Tesco denies it prefers hiring migrants to Britons
Reuters in London
Tesco, Britain's biggest retailer, has denied an accusation by the opposition Labour Party that it turns away British workers to exploit cheaper migrant labour.
In remarks that could drag British retailers into a politically charged immigration debate ahead of a 2015 election, senior Labour lawmaker Chris Bryant was due to say in a speech yesterday that Tesco and Next deliberately excluded British people from jobs.
Tesco, which employs more than 310,000 people in 3,146 stores across Britain and Northern Ireland, said Bryant's accusations were untrue. Extracts of Bryant's speech were made available to the media ahead of time.
"The statements in relation to Tesco are untrue," Tesco said on Twitter. "We work incredibly hard to recruit from the local area and we have just recruited 350 local people to work in our Dagenham site [in southeast England]."
Bryant was due to say Tesco favoured workers from eastern Europe over British ones and that it relocated one of its distribution centres in a way that discouraged local employees from continuing to continue work for the firm.
Labour's allegations led news bulletins yesterday and the denial from Tesco could embarrass Bryant and his party, some of whose own members have accused it of lacking a strategy to take on Prime Minister David Cameron's Conservative Party.
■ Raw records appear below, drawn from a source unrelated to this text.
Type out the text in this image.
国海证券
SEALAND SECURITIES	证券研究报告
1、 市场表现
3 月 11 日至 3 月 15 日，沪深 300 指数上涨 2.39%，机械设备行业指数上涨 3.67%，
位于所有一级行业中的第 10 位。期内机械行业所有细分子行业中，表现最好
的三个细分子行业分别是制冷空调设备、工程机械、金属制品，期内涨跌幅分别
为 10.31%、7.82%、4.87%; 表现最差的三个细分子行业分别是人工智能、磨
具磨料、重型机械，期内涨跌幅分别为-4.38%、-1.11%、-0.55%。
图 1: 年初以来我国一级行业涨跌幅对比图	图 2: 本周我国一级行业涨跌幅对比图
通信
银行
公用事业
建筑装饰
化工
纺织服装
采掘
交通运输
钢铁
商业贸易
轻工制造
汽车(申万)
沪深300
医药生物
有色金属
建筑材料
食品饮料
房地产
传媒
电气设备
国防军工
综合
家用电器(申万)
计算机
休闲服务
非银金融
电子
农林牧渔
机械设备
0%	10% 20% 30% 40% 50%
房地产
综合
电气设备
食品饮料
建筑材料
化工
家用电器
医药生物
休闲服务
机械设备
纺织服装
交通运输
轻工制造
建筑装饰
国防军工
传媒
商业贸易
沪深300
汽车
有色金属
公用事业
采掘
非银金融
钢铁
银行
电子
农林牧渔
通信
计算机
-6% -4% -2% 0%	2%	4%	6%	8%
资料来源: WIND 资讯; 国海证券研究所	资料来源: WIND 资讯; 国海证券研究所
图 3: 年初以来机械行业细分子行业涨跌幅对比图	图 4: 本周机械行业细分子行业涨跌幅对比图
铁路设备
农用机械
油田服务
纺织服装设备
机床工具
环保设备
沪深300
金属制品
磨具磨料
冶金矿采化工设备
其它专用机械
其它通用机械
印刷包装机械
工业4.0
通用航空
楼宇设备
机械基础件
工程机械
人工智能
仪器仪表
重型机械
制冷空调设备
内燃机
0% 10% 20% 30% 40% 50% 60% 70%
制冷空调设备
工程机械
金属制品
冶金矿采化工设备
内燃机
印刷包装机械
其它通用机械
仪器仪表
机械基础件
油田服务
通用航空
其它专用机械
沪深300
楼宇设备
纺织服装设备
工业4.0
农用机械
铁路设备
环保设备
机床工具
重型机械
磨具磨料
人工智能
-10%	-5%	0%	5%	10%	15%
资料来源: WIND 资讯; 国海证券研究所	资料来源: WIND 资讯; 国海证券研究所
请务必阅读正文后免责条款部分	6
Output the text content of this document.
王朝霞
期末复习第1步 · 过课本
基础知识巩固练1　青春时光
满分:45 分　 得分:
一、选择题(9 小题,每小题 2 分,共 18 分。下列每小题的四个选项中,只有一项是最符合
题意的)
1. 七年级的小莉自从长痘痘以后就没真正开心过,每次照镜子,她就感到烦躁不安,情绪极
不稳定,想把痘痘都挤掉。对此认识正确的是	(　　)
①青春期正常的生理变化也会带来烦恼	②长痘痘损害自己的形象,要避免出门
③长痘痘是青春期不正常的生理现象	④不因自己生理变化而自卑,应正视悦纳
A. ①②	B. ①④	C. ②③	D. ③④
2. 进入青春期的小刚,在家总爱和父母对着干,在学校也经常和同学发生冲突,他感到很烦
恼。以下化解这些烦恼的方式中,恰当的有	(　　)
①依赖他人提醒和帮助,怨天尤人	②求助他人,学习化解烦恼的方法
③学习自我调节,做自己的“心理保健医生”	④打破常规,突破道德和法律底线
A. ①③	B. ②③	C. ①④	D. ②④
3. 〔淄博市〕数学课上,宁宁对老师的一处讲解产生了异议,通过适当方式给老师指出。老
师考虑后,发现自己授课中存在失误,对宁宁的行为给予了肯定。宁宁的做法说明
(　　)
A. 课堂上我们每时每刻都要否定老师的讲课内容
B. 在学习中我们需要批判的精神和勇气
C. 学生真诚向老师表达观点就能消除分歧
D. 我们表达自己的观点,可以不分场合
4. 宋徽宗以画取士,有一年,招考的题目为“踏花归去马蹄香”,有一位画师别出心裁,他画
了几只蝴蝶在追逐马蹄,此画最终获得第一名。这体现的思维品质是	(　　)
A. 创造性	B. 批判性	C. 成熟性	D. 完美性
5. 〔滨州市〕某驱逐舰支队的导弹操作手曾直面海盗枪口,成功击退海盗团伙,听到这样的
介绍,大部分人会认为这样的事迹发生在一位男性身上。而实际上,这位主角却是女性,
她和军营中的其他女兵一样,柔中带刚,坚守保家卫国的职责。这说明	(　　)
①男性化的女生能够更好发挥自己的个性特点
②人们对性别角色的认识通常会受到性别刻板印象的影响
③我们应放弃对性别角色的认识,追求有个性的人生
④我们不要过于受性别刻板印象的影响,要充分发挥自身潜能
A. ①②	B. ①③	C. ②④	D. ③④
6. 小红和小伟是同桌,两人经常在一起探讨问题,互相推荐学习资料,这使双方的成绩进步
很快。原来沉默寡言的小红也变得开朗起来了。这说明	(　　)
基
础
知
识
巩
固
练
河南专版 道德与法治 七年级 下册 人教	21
"We're not suggesting any law has been broken," a Labour source said. "Tesco and Next are anecdotal examples," the source added, saying the party wanted to spotlight the problem so it could be solved.
Retailer Next said it did hire Poles to work in Britain at busy times, but said it did so because it could not find enough Britons to fill vacancies and that it was not doing anything illegal.
"Mr Bryant wrongly claims that Polish workers are used to save money. This is simply not true," it said.